Thanks to those that have replied to my thread start.  It sounds like not much can be done to the perpetratore of viruses.  I still am steamed that a company/person can infect my computer and then ask for money to clean my computer-sounds like extortion to me.  Has any virus initiator every be caught and prosecuted?

Gargamel360

  • Guest
Re: Security Tool virus
« Reply #6 on: October 02, 2010, 06:00:03 AM »
Yeah, I'm sure people that try this without understanding how to get away with it are the ones who get caught.  But this stuff is big black market business now, and non-extradition countries or disputes between nations  are easy things to hide behind and reap profits.

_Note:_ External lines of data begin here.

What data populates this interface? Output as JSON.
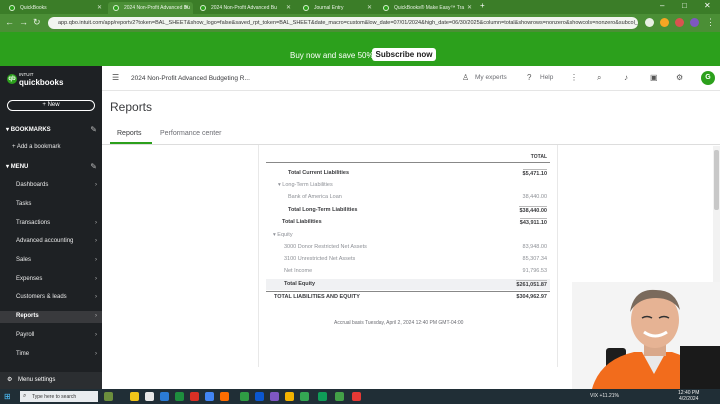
{
  "browser": {
    "tabs": [
      {
        "title": "QuickBooks",
        "active": false
      },
      {
        "title": "2024 Non-Profit Advanced Bu",
        "active": true
      },
      {
        "title": "2024 Non-Profit Advanced Bu",
        "active": false
      },
      {
        "title": "Journal Entry",
        "active": false
      },
      {
        "title": "QuickBooks® Make Easy™ Tra",
        "active": false
      }
    ],
    "url": "app.qbo.intuit.com/app/reportv2?token=BAL_SHEET&show_logo=false&saved_rpt_token=BAL_SHEET&date_macro=custom&low_date=07/01/2024&high_date=06/30/2025&column=total&showrows=nonzero&showcols=nonzero&subcol_pp="
  },
  "promo": {
    "text": "Buy now and save 50%",
    "button": "Subscribe now"
  },
  "sidebar": {
    "logo_intuit": "INTUIT",
    "logo_name": "quickbooks",
    "new_label": "+ New",
    "bookmarks_label": "BOOKMARKS",
    "add_bookmark": "Add a bookmark",
    "menu_label": "MENU",
    "items": [
      {
        "label": "Dashboards",
        "chevron": true
      },
      {
        "label": "Tasks",
        "chevron": false
      },
      {
        "label": "Transactions",
        "chevron": true
      },
      {
        "label": "Advanced accounting",
        "chevron": true
      },
      {
        "label": "Sales",
        "chevron": true
      },
      {
        "label": "Expenses",
        "chevron": true
      },
      {
        "label": "Customers & leads",
        "chevron": true
      },
      {
        "label": "Reports",
        "chevron": true,
        "selected": true
      },
      {
        "label": "Payroll",
        "chevron": true
      },
      {
        "label": "Time",
        "chevron": true
      }
    ],
    "settings_label": "Menu settings"
  },
  "topnav": {
    "company": "2024 Non-Profit Advanced Budgeting R...",
    "my_experts": "My experts",
    "help": "Help",
    "avatar": "G"
  },
  "page": {
    "title": "Reports",
    "tabs": [
      "Reports",
      "Performance center"
    ]
  },
  "report": {
    "column_header": "TOTAL",
    "rows": [
      {
        "label": "Total Current Liabilities",
        "amount": "$5,471.10",
        "indent": 2,
        "style": "total"
      },
      {
        "label": "▾ Long-Term Liabilities",
        "amount": "",
        "indent": 1,
        "style": "header"
      },
      {
        "label": "Bank of America Loan",
        "amount": "38,440.00",
        "indent": 2,
        "style": "muted"
      },
      {
        "label": "Total Long-Term Liabilities",
        "amount": "$38,440.00",
        "indent": 2,
        "style": "total"
      },
      {
        "label": "Total Liabilities",
        "amount": "$43,911.10",
        "indent": 1,
        "style": "total"
      },
      {
        "label": "▾ Equity",
        "amount": "",
        "indent": 0,
        "style": "header"
      },
      {
        "label": "3000 Donor Restricted Net Assets",
        "amount": "83,948.00",
        "indent": 1,
        "style": "muted"
      },
      {
        "label": "3100 Unrestricted Net Assets",
        "amount": "85,307.34",
        "indent": 1,
        "style": "muted"
      },
      {
        "label": "Net Income",
        "amount": "91,796.53",
        "indent": 1,
        "style": "muted"
      },
      {
        "label": "Total Equity",
        "amount": "$261,051.87",
        "indent": 1,
        "style": "total-hl"
      },
      {
        "label": "TOTAL LIABILITIES AND EQUITY",
        "amount": "$304,962.97",
        "indent": 0,
        "style": "grand"
      }
    ],
    "footer": "Accrual basis  Tuesday, April 2, 2024   12:40 PM GMT-04:00"
  },
  "taskbar": {
    "search_placeholder": "Type here to search",
    "weather": "VIX  +11.21%",
    "time": "12:40 PM",
    "date": "4/2/2024"
  }
}
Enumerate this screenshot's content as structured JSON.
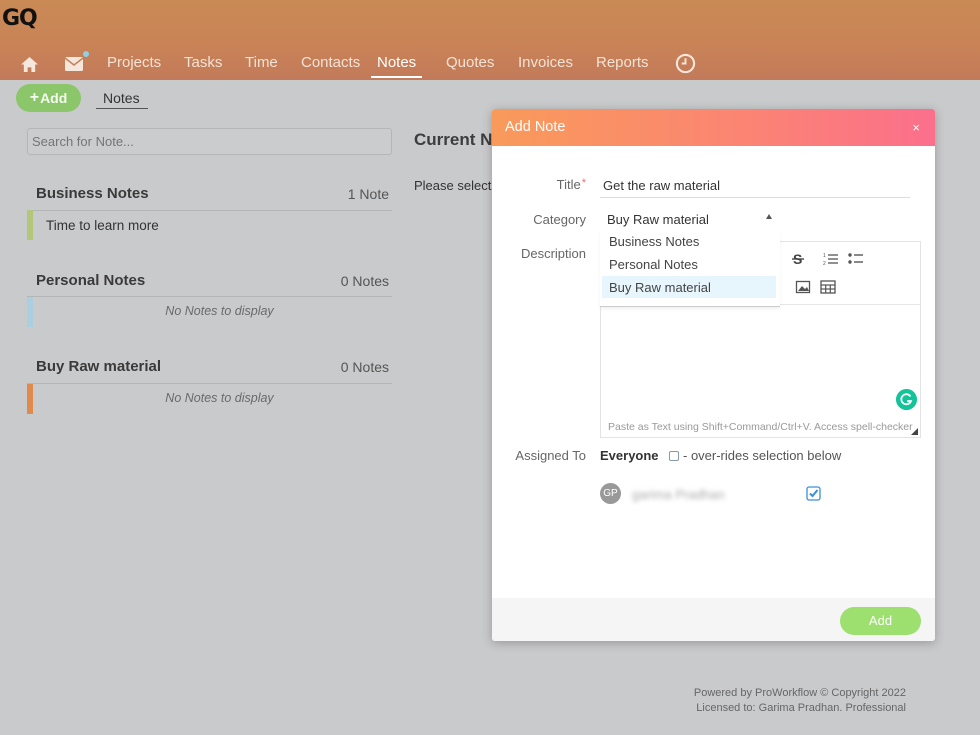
{
  "app": {
    "logo": "GQ"
  },
  "nav": {
    "items": [
      {
        "label": "Projects"
      },
      {
        "label": "Tasks"
      },
      {
        "label": "Time"
      },
      {
        "label": "Contacts"
      },
      {
        "label": "Notes",
        "active": true
      },
      {
        "label": "Quotes"
      },
      {
        "label": "Invoices"
      },
      {
        "label": "Reports"
      }
    ],
    "icons": [
      "home-icon",
      "mail-icon",
      "clock-icon"
    ]
  },
  "toolbar": {
    "add_label": "Add",
    "notes_tab": "Notes"
  },
  "search": {
    "placeholder": "Search for Note..."
  },
  "groups": [
    {
      "title": "Business Notes",
      "count": "1 Note",
      "color": "#b3c67a",
      "notes": [
        "Time to learn more"
      ],
      "empty_text": ""
    },
    {
      "title": "Personal Notes",
      "count": "0 Notes",
      "color": "#a9cfe0",
      "notes": [],
      "empty_text": "No Notes to display"
    },
    {
      "title": "Buy Raw material",
      "count": "0 Notes",
      "color": "#e08a4e",
      "notes": [],
      "empty_text": "No Notes to display"
    }
  ],
  "current": {
    "title": "Current N",
    "message": "Please select"
  },
  "modal": {
    "title": "Add Note",
    "close": "×",
    "labels": {
      "title": "Title",
      "required": "*",
      "category": "Category",
      "description": "Description",
      "assigned_to": "Assigned To"
    },
    "title_value": "Get the raw material",
    "category_value": "Buy Raw material",
    "category_options": [
      "Business Notes",
      "Personal Notes",
      "Buy Raw material"
    ],
    "editor_hint": "Paste as Text using Shift+Command/Ctrl+V. Access spell-checker",
    "editor_icons": [
      "strikethrough-icon",
      "ordered-list-icon",
      "unordered-list-icon",
      "image-icon",
      "table-icon"
    ],
    "everyone": "Everyone",
    "override_label": "- over-rides selection below",
    "user": {
      "initials": "GP",
      "name": "garima Pradhan",
      "checked": true
    },
    "add_button": "Add",
    "accent": "#fb8572"
  },
  "footer": {
    "line1": "Powered by ProWorkflow © Copyright 2022",
    "line2": "Licensed to: Garima Pradhan. Professional"
  }
}
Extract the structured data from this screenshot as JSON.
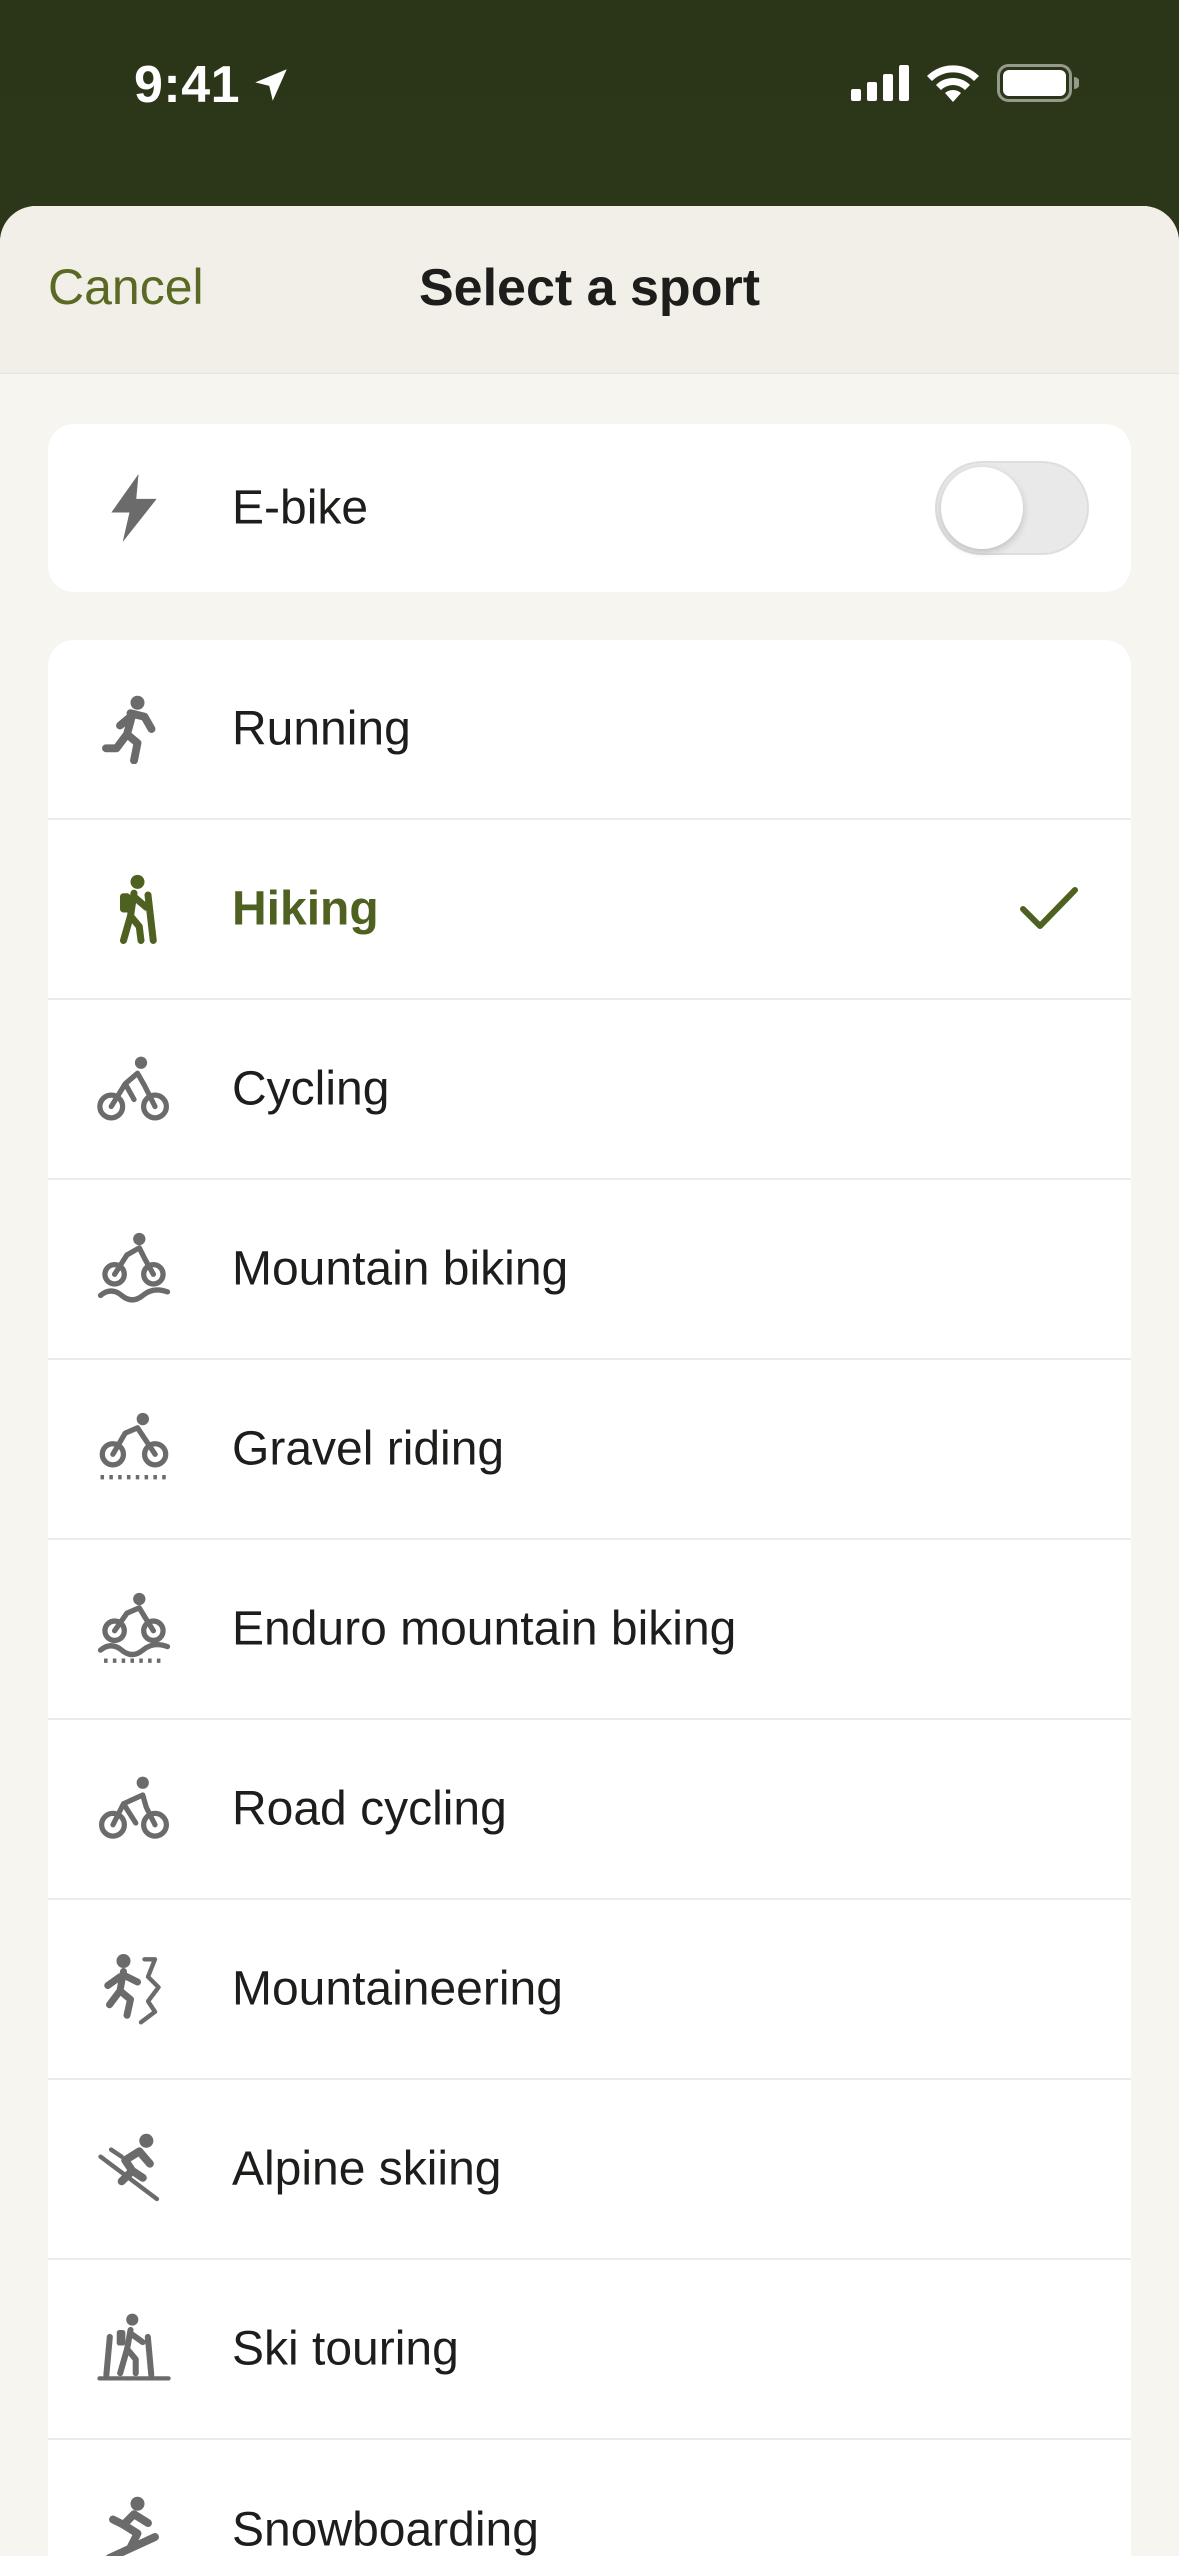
{
  "status_bar": {
    "time": "9:41"
  },
  "header": {
    "cancel_label": "Cancel",
    "title": "Select a sport"
  },
  "ebike": {
    "label": "E-bike",
    "icon": "lightning-icon",
    "toggle_on": false
  },
  "sports": [
    {
      "label": "Running",
      "icon": "running-icon",
      "selected": false
    },
    {
      "label": "Hiking",
      "icon": "hiking-icon",
      "selected": true
    },
    {
      "label": "Cycling",
      "icon": "cycling-icon",
      "selected": false
    },
    {
      "label": "Mountain biking",
      "icon": "mountain-biking-icon",
      "selected": false
    },
    {
      "label": "Gravel riding",
      "icon": "gravel-riding-icon",
      "selected": false
    },
    {
      "label": "Enduro mountain biking",
      "icon": "enduro-biking-icon",
      "selected": false
    },
    {
      "label": "Road cycling",
      "icon": "road-cycling-icon",
      "selected": false
    },
    {
      "label": "Mountaineering",
      "icon": "mountaineering-icon",
      "selected": false
    },
    {
      "label": "Alpine skiing",
      "icon": "alpine-skiing-icon",
      "selected": false
    },
    {
      "label": "Ski touring",
      "icon": "ski-touring-icon",
      "selected": false
    },
    {
      "label": "Snowboarding",
      "icon": "snowboarding-icon",
      "selected": false
    }
  ],
  "colors": {
    "accent": "#5a6a25",
    "selected_text": "#4f6120",
    "icon_gray": "#6b6b6b",
    "header_bg": "#2b3518"
  }
}
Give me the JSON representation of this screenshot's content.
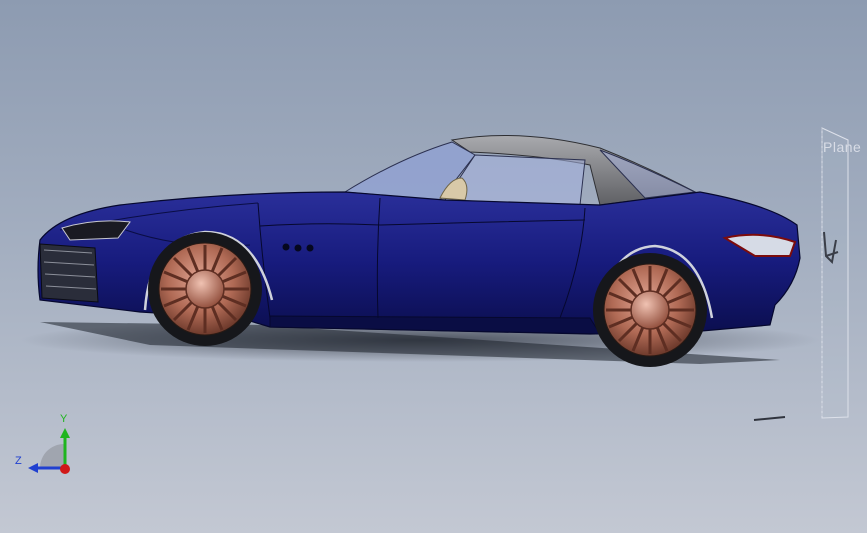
{
  "viewport": {
    "plane_label": "Plane",
    "triad": {
      "y_label": "Y",
      "z_label": "Z",
      "y_color": "#1fb51f",
      "z_color": "#2040d0",
      "x_color": "#d01818"
    }
  },
  "model": {
    "body_color": "#14187a",
    "wheel_color": "#b46e5a",
    "roof_color": "#7f8083",
    "glass_color": "#9aa8d6"
  }
}
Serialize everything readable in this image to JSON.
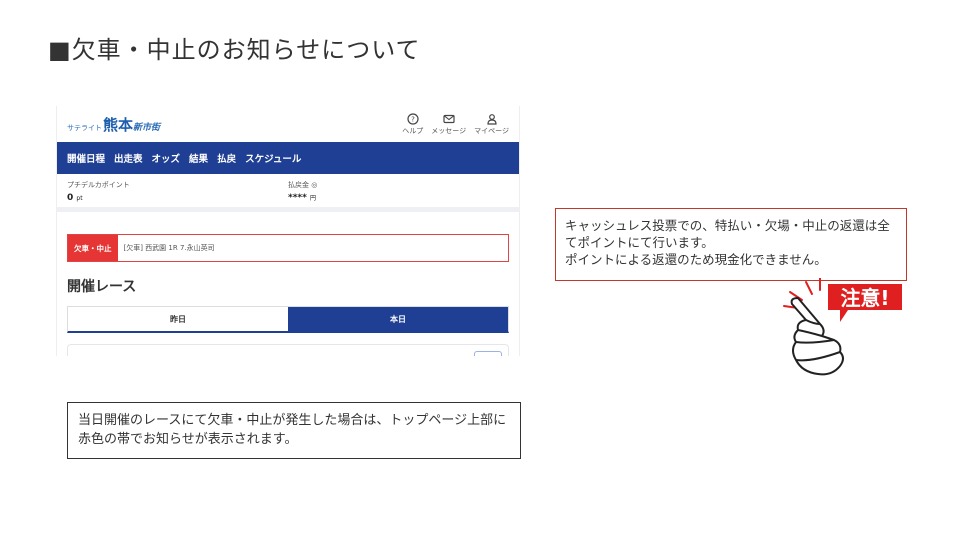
{
  "slide": {
    "title": "■欠車・中止のお知らせについて"
  },
  "app": {
    "logo": {
      "prefix": "サテライト",
      "main": "熊本",
      "suffix": "新市街"
    },
    "header_icons": [
      {
        "icon": "help-icon",
        "label": "ヘルプ"
      },
      {
        "icon": "mail-icon",
        "label": "メッセージ"
      },
      {
        "icon": "user-icon",
        "label": "マイページ"
      }
    ],
    "nav": [
      "開催日程",
      "出走表",
      "オッズ",
      "結果",
      "払戻",
      "スケジュール"
    ],
    "points": {
      "label": "プチデルカポイント",
      "value": "0",
      "unit": "pt"
    },
    "refund": {
      "label": "払戻金",
      "value": "****",
      "unit": "円"
    },
    "alert": {
      "tag": "欠車・中止",
      "text": "[欠車] 西武園 1R 7.永山英司"
    },
    "race_heading": "開催レース",
    "tabs": {
      "yesterday": "昨日",
      "today": "本日"
    }
  },
  "caption": "当日開催のレースにて欠車・中止が発生した場合は、トップページ上部に赤色の帯でお知らせが表示されます。",
  "note": {
    "line1": "キャッシュレス投票での、特払い・欠場・中止の返還は全てポイントにて行います。",
    "line2": "ポイントによる返還のため現金化できません。"
  },
  "caution": {
    "label": "注意!",
    "color": "#e02020"
  }
}
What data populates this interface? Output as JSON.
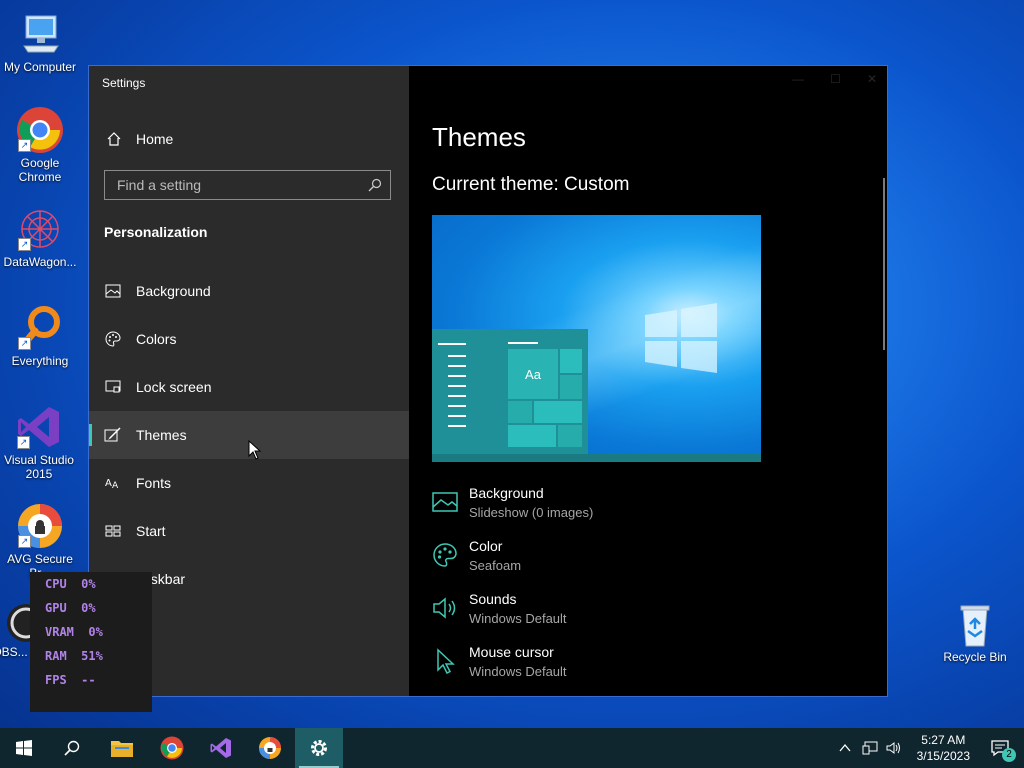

@Brandon, yeah, as they said, signatures change fast, so behavior type detect like threatfire is one way to try and protect against this.

BRANDONN2008

  • Guest
Re: Security Tool virus
« Reply #7 on: October 02, 2010, 08:31:39 AM »
What I don't understand is how scams like doublemyspeed.com and mycleanpc.com are allowed to air commercials for their fraudulent services.

Offline Lisandro

  • Avast team
  • Certainly Bot
  • *
  • Posts: 67235
Re: Security Tool virus
« Reply #8 on: October 02, 2010, 02:32:12 PM »
What I don't understand is how scams like doublemyspeed.com and mycleanpc.com are allowed to air commercials for their fraudulent services.
+1
I can't see a reason for avast to not block their domains by Net Shield... :'(
The best things in life are free.

Offline Pondus

  • Probably Bot
  • ****
  • Posts: 37132
  • Not a avast user
Re: Security Tool virus
« Reply #9 on: October 02, 2010, 04:15:25 PM »
Quote
Has any virus initiator every be caught and prosecuted?
oooh yes, it happens...

Feds accuse 37 of being Zeus 'money mules'
http://www.theregister.co.uk/2010/09/30/zeus_money_mules_charged/

Police charge 11 over Zeus cybercrime scam
http://www.theregister.co.uk/2010/09/30/zeus_e_crime_charges/

UK cybercops cuff 19 ZeuS banking Trojan suspects
http://www.theregister.co.uk/2010/09/29/zeus_cybercrime_arrests/

http://www.theregister.co.uk/security/crime/

dlane123

  • Guest
Re: Security Tool virus
« Reply #10 on: October 02, 2010, 07:22:05 PM »
@Pondus Looks like the UK is out front in pursuing these criminals.  Is there place, activity or organization one can report nefarious activity?

Offline Pondus

  • Probably Bot
  • ****
  • Posts: 37132
  • Not a avast user
Re: Security Tool virus
« Reply #11 on: October 02, 2010, 09:43:47 PM »
@Pondus Looks like the UK is out front in pursuing these criminals.  Is there place, activity or organization one can report nefarious activity?
you mean in the US ......hmmmm......maybe here  http://www.fbi.gov/   :D

Quote
The Internet Crime Complaint Center (IC3) is a partnership between the Federal Bureau of Investigation (FBI), the National White Collar Crime Center (NW3C), and the Bureau of Justice Assistance (BJA).
http://www.ic3.gov/default.aspx

BRANDONN2008

  • Guest
Re: Security Tool virus
« Reply #12 on: October 03, 2010, 04:09:25 AM »
What I don't understand is how scams like doublemyspeed.com and mycleanpc.com are allowed to air commercials for their fraudulent services.
+1
I can't see a reason for avast to not block their domains by Net Shield... :'(

Well my HP and MVPS HOSTS file blocks them, which is good.